Майор взглянул на могилу Вивара и перекрестился.
— Скажите, сеньор, — вежливо обратился к нему адмирал, — Вы были здесь, когда хоронили капитан-генерала?
Испанец кивнул:
— Ночью хоронили. Яму рыли штыками.
— Ночью? Надо же. Ночью, это во сколько?
— За полночь. Потому и народу присутствовало всего ничего: отец Хосе да те, кого удалось с постели поднять.
Шарп вспомнил рассказ Блэйра:
— А мне говорили, что на похоронах была чуть ли не половина Чили.
Суарес пояснил:
— Была, только на заупокойной службе неделю спустя.
— Кто распорядился залить могилу раствором?
— Капитан-генерал Батиста, сразу после вашего… э-э… отъезда. Не знаю зачем.
Суарес присел на краешек каменной скамьи. Плита над ним славила добродетели полковничьей жены, потонувшей с детьми в 1711 году. Соседняя доска принадлежала её мужу, двумя годами позже погибшему от копий туземцев. Столетиями земля Чили горела под ногами испанцев.
Кокрейн спросил майора:
— Как умер Вивар?
— То есть, сеньор?
— Кто его убил? Повстанцы? Чёртов Батиста?
Суарес замялся. Страх перед всемогущественным капитан-генералом после мучительной внутренней борьбы всё же одолел естественное человеческое желание поделиться сплетней:
— Всё, что мне известно, это то, что тело капитан-генерала Вивара не могли найти, а Мадрид настаивал. Нас здесь поставили на уши. Моя рота дважды прочёсывала долину, но, увы!
— Кто же его нашёл? — заинтересовался Шарп.
— Помощник нынешнего наместника, сеньор. Капитан Маркуинес.
— Елейный ублюдок! — с чувством высказался Шарп.
— У капитан-генерала Батисты словно гора с плеч свалилась. — делился Суарес.
— Ещё бы! — воскликнул адмирал, — Шутка ли?
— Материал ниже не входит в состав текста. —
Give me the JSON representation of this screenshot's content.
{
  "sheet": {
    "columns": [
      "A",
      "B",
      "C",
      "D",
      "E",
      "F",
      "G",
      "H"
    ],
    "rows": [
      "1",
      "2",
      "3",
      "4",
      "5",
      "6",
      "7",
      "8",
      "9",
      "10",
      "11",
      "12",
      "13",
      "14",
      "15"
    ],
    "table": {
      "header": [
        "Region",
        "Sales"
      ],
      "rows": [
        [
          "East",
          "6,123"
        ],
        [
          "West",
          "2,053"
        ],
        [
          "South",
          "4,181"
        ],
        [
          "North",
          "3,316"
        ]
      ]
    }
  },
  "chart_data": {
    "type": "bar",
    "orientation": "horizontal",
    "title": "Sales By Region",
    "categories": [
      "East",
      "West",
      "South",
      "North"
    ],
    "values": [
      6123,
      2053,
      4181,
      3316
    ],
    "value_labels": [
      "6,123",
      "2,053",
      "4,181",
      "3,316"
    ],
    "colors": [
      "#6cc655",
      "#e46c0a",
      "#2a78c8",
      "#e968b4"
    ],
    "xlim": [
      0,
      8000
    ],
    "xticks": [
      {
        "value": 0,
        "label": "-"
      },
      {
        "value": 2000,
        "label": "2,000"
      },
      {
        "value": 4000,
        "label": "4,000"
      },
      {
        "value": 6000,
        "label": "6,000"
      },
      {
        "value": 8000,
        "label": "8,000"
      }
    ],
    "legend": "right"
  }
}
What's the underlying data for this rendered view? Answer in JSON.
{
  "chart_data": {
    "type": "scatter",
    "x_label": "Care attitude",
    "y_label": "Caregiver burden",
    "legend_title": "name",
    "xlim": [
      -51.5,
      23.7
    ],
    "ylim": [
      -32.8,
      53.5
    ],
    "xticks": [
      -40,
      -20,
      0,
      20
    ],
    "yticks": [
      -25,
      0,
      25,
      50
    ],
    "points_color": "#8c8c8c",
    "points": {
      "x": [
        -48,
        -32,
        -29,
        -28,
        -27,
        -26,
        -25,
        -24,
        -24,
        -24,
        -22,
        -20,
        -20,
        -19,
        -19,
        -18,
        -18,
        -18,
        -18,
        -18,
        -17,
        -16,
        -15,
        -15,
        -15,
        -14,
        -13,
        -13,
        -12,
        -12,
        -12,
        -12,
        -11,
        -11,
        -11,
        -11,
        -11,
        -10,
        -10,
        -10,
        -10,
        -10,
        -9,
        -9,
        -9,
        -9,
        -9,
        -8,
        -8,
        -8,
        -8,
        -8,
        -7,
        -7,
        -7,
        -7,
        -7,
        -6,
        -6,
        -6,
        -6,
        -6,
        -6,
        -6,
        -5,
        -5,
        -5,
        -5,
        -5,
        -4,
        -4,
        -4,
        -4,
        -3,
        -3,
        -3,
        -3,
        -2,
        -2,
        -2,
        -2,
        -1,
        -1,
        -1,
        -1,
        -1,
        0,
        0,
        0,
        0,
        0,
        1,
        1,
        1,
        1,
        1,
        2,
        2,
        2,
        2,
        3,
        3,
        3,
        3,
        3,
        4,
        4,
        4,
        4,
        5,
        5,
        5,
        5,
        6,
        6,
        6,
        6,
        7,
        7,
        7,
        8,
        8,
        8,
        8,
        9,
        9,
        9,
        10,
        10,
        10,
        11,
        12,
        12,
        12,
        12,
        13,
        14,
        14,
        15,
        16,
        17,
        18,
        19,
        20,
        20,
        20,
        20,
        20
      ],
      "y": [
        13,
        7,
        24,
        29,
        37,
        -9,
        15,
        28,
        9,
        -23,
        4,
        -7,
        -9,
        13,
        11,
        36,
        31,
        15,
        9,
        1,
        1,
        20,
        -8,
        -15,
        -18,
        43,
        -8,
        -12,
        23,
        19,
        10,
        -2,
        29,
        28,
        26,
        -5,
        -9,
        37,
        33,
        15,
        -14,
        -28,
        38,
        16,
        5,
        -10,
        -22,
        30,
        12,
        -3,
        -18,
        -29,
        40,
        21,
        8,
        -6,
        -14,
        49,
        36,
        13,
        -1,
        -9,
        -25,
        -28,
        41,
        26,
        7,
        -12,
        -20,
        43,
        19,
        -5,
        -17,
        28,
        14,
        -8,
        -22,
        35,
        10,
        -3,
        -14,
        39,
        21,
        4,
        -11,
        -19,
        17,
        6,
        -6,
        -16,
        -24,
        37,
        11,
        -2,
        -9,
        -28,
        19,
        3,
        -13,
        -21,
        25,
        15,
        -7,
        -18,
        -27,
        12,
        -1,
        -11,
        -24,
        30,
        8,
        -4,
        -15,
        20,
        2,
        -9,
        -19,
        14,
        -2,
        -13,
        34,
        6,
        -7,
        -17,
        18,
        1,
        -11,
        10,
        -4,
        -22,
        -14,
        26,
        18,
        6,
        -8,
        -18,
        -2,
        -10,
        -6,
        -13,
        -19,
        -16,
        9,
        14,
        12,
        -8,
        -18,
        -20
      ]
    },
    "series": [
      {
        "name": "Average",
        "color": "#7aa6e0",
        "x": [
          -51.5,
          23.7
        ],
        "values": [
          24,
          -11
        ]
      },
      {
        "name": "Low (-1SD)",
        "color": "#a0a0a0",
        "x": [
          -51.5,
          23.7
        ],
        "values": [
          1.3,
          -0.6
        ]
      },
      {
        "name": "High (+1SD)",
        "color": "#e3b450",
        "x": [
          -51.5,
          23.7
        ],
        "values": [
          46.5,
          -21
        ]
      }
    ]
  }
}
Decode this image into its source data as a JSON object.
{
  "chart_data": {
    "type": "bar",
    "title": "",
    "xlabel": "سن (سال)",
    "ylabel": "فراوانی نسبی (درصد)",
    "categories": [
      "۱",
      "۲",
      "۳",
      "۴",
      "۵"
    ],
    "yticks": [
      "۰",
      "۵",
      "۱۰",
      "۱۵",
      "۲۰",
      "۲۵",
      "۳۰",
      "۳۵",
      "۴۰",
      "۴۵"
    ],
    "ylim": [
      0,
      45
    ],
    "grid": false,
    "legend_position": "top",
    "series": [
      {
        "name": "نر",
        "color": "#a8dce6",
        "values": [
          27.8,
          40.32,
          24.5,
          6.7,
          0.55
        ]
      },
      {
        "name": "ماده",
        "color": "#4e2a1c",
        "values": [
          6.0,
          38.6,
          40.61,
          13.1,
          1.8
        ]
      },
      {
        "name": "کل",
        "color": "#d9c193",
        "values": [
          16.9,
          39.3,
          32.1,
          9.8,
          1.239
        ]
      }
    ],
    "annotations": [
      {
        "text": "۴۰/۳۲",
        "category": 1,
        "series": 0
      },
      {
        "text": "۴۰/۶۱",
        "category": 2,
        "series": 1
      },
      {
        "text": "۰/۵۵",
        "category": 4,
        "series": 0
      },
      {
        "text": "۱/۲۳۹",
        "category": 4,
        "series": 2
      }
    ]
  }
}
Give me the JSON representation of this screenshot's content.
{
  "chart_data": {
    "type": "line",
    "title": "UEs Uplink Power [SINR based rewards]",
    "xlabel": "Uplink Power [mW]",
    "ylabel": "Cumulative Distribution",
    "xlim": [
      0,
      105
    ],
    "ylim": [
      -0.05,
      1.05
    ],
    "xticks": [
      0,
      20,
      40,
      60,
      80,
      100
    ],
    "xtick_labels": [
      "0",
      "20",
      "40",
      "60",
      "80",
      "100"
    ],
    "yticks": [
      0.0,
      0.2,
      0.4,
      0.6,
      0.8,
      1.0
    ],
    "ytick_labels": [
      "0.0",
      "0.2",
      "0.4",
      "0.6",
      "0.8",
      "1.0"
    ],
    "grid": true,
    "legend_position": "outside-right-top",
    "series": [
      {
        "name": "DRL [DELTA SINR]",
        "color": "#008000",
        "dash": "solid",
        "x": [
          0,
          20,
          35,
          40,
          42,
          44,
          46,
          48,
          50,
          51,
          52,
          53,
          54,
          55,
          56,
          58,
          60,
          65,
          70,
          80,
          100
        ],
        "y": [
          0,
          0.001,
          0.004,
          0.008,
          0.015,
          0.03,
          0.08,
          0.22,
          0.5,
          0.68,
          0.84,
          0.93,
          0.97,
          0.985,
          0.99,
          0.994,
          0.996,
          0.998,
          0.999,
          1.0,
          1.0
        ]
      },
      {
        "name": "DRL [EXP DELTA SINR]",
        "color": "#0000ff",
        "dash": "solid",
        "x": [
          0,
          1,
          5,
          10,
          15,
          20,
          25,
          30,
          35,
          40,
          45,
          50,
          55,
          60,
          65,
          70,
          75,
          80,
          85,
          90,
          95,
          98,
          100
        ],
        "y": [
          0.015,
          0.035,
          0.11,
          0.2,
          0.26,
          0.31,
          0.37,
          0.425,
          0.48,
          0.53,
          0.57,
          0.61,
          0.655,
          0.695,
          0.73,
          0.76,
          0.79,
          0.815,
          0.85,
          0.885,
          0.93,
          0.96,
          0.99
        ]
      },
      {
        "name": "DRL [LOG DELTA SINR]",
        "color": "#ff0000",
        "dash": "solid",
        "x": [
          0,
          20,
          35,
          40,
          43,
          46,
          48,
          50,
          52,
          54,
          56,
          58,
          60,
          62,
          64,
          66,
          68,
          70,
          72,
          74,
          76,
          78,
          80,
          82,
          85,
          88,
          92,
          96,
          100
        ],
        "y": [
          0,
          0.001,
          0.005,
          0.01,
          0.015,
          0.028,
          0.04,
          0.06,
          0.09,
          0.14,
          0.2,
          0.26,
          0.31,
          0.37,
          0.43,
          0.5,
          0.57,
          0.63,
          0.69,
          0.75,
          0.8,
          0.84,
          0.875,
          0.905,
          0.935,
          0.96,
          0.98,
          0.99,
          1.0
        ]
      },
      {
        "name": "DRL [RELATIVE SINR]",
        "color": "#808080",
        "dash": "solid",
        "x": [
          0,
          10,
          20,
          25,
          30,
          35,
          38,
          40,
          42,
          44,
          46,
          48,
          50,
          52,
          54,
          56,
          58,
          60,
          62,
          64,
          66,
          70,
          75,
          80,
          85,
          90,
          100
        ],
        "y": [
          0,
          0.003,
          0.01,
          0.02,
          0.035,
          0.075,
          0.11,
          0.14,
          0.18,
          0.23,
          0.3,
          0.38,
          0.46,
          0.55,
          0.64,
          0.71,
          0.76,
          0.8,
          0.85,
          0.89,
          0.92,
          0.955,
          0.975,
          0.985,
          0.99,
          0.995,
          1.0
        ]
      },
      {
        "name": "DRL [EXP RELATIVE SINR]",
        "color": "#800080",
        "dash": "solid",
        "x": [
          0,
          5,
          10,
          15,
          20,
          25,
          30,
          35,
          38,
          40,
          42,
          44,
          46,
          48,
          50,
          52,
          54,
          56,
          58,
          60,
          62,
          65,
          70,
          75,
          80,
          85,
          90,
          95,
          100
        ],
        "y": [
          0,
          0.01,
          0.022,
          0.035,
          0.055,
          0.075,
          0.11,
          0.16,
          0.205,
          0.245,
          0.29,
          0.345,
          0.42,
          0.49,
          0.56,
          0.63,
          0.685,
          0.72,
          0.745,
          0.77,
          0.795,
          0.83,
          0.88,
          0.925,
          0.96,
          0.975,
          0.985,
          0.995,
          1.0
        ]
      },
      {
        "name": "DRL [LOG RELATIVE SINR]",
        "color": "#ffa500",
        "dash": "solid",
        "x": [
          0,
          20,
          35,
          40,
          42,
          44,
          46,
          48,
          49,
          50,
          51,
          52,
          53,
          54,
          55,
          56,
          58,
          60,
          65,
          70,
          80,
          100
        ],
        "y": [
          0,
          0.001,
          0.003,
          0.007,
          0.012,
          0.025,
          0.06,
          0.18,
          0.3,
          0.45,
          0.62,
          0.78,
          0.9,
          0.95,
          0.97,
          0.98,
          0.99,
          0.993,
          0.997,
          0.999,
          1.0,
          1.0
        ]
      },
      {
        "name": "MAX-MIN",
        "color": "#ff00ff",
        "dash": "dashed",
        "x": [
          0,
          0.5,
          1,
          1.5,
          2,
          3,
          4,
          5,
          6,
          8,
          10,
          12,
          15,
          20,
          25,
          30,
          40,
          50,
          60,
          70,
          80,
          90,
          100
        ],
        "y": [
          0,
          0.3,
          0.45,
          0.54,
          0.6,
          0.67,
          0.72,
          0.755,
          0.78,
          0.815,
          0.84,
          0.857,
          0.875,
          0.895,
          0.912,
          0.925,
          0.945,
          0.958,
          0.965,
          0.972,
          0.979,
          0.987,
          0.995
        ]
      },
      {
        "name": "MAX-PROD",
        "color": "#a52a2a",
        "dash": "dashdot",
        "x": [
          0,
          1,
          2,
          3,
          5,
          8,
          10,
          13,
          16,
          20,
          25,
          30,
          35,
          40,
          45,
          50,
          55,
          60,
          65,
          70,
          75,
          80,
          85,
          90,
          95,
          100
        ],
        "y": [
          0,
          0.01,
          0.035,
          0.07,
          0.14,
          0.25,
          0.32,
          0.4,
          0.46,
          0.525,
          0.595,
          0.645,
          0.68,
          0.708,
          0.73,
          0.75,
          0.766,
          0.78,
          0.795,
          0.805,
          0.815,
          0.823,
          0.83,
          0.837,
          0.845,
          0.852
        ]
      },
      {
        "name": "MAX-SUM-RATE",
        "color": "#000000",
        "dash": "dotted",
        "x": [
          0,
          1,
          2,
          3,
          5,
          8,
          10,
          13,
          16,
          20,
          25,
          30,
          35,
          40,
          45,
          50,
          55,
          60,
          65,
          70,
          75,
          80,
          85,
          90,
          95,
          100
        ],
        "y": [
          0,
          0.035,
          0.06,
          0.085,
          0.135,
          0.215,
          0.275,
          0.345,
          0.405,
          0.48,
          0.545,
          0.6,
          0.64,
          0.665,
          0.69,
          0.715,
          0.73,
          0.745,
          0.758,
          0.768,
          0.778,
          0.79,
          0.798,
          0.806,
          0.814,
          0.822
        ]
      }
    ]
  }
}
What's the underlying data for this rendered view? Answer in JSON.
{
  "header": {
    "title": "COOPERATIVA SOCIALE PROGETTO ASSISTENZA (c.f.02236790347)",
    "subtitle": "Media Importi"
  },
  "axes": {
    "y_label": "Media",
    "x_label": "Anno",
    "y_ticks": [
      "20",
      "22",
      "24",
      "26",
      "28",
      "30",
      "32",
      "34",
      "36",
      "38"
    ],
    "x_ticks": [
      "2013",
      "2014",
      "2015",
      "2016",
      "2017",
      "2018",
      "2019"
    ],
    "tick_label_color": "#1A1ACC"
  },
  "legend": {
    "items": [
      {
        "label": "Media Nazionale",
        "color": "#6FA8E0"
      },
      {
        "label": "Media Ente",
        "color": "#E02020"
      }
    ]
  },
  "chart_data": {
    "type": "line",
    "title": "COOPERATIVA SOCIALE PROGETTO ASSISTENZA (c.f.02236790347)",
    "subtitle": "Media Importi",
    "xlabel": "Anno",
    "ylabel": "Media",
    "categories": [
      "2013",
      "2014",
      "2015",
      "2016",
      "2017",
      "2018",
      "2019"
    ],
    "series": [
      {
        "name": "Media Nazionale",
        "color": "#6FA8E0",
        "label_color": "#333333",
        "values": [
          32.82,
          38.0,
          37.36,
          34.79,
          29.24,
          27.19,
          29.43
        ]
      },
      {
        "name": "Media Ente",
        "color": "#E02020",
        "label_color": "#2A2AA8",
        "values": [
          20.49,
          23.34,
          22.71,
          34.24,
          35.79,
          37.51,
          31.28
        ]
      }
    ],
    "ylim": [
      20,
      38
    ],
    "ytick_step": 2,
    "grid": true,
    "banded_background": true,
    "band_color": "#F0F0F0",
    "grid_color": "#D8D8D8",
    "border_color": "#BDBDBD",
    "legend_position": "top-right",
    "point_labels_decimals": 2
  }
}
Потерять труп предшественника, будь он проклят!
— Это есть церковь! — прошипел на ломаном английском доминиканец, возмущённый богохульством шотландца.
— МакОли! — окликнул своего хирурга Кокрейн, — Если твой приятель с выбритой макушкой снова откроет пасть, отрежь ему язык самым тупым скальпелем и скорми крабам! Ясно?
— Ясно, мой лорд.
— Святоши вшивые! Кто распял Господа? — гаркнул адмирал, наступая на монаха, тот испуганно пятился, — Вонючие попы и вонючие законники, вот кто! Не солдаты! Солдаты исполняли приказ, за это солдатам и платят, но кто отдал приказ? Попы и законники! Как вашу грязную свору земля носит после такой мерзости?! Заткнитесь и не вякайте, а то я не устою перед искушением внести свою лепту в месть за Спасителя!
Доминиканец съёжился, прячась за МакОли, который искренне наслаждался происходящим. Его веселье разделял не любящий попов Харпер.
— Иисусе распятый! — разорялся Кокрейн, — Да я лучше ад раскатаю по брёвнышку с батальоном моих проклятых солдат, чем буду вкушать нектар в раю с вонючими попами и гнилыми крючкотворами!
— Говорите, как Наполеон. — заметил Шарп.
Секунду Кокрейн непонимающе смотрел на него, затем на лице шотландца отразилось живейшее удовольствие:
— Приятно слышать.
Смрад разнёсся по церкви удушливой волной. Испанцы докопались до гроба. Одного из них вывернуло, его товарищи закрыли носы и рты, чтобы не последовать его примеру. Единственный, кому вонь была нипочём, Кокрейн подскочил к провалу и зарычал:
— Чего встали? Заканчивайте!
Пленные неохотно взялись за лопаты, но работать не торопились. Тогда шотландец сам спрыгнул к ним, отобрал заступ и резкими, энергичными движениями принялся выбрасывать наверх щебень и обломки.
Шарп пересилил себя и подошёл к краю могилы. На треснутой крышке гроба уже можно было разобрать буквы: «BLAS VIVAR», и ниже: «REQUIESCAT IN PACE» [13]
— Ну, что, я открою? — азартно вызвался Кокрейн, очистив крышку и выбравшись к остальным.
— Лучше я.
Вонь стояла невыносимая. Действуя лопатой, как рычагом (благо, могила была неглубока), Шарп поддевал одну за другой доски крышки, вырывая державшие её подковные гвозди. Кокрейн выуживал деревяшки и бросал в кучу вынутого щебня. Забывший о пациентах МакОли, вытянув шею, заглянул в яму.
13
«Покойся в мире» на латыни. Прим. пер.